Les Pieds-Noirs, histoire d'une déchirure |
Le 25/09/2014 l'Express met en vente le 11e numéro spécial de la série " L'Histoire en images ".
Pour ce qui est des Pieds-Noirs à part quelques lieux communs, quelques photos déjà vues, quelques rares passages qui abordent le drame, et quelques vérités concernant l'accueil, ils sont le plus souvent assimilés aux colons et transparaissent en filigrane, leur insouciance, leur sectarisme et leur aveuglement qui ont finalement provoqué leur départ.
Ce périodique créé en 1953, par Françoise Giroud et Jean Jacques Servan Schreiber est coutumier du fait.
Ces prises de positions depuis 1954, ont toujours été à sens unique et ses dénonciations de la violence ne ciblèrent toujours que le même coté.
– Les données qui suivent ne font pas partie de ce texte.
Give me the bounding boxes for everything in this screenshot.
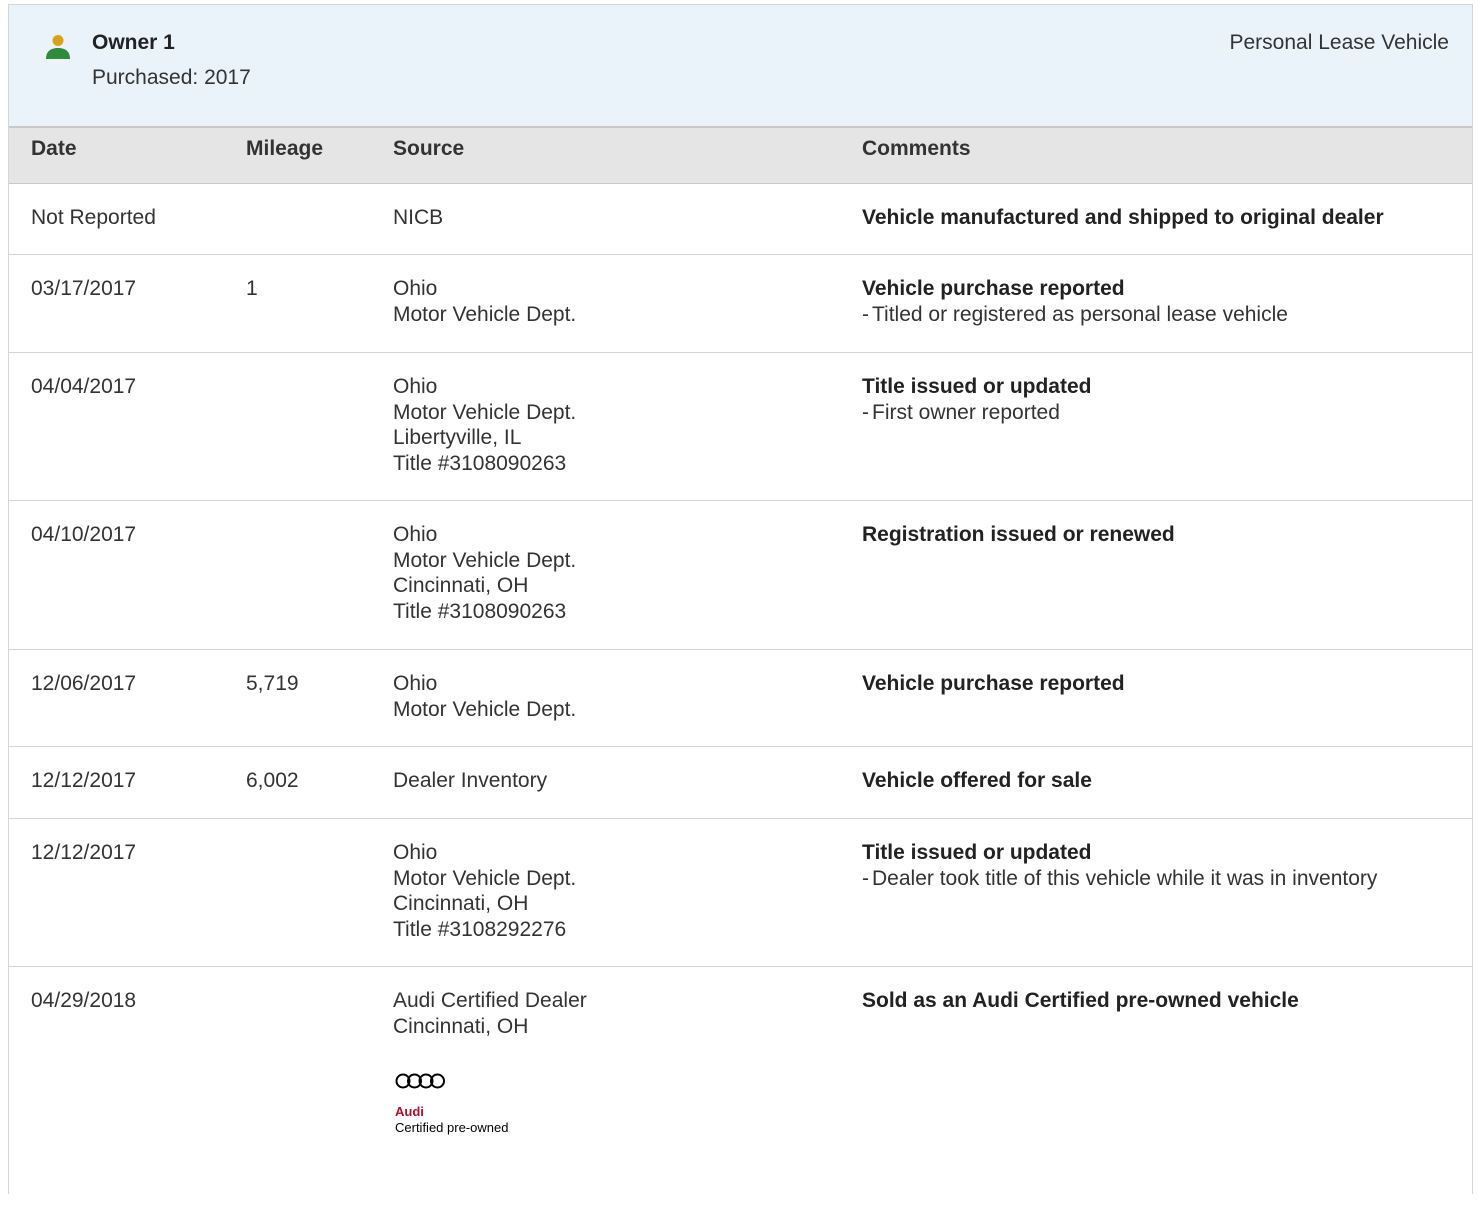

Il eut été bien naïf de croire à un réajustement qui tournerait le dos à l'idéologie originelle.
Cependant le désir d'en rajouter provoque souvent des raccourcis abrupts et dénués de toute analyse.
En page 8, on peut lire concernant les colons :
" des nobles désargentés qui cherchent à recréer la féodalité qu'ils ont perdue en France, tel le baron de Vialar ... "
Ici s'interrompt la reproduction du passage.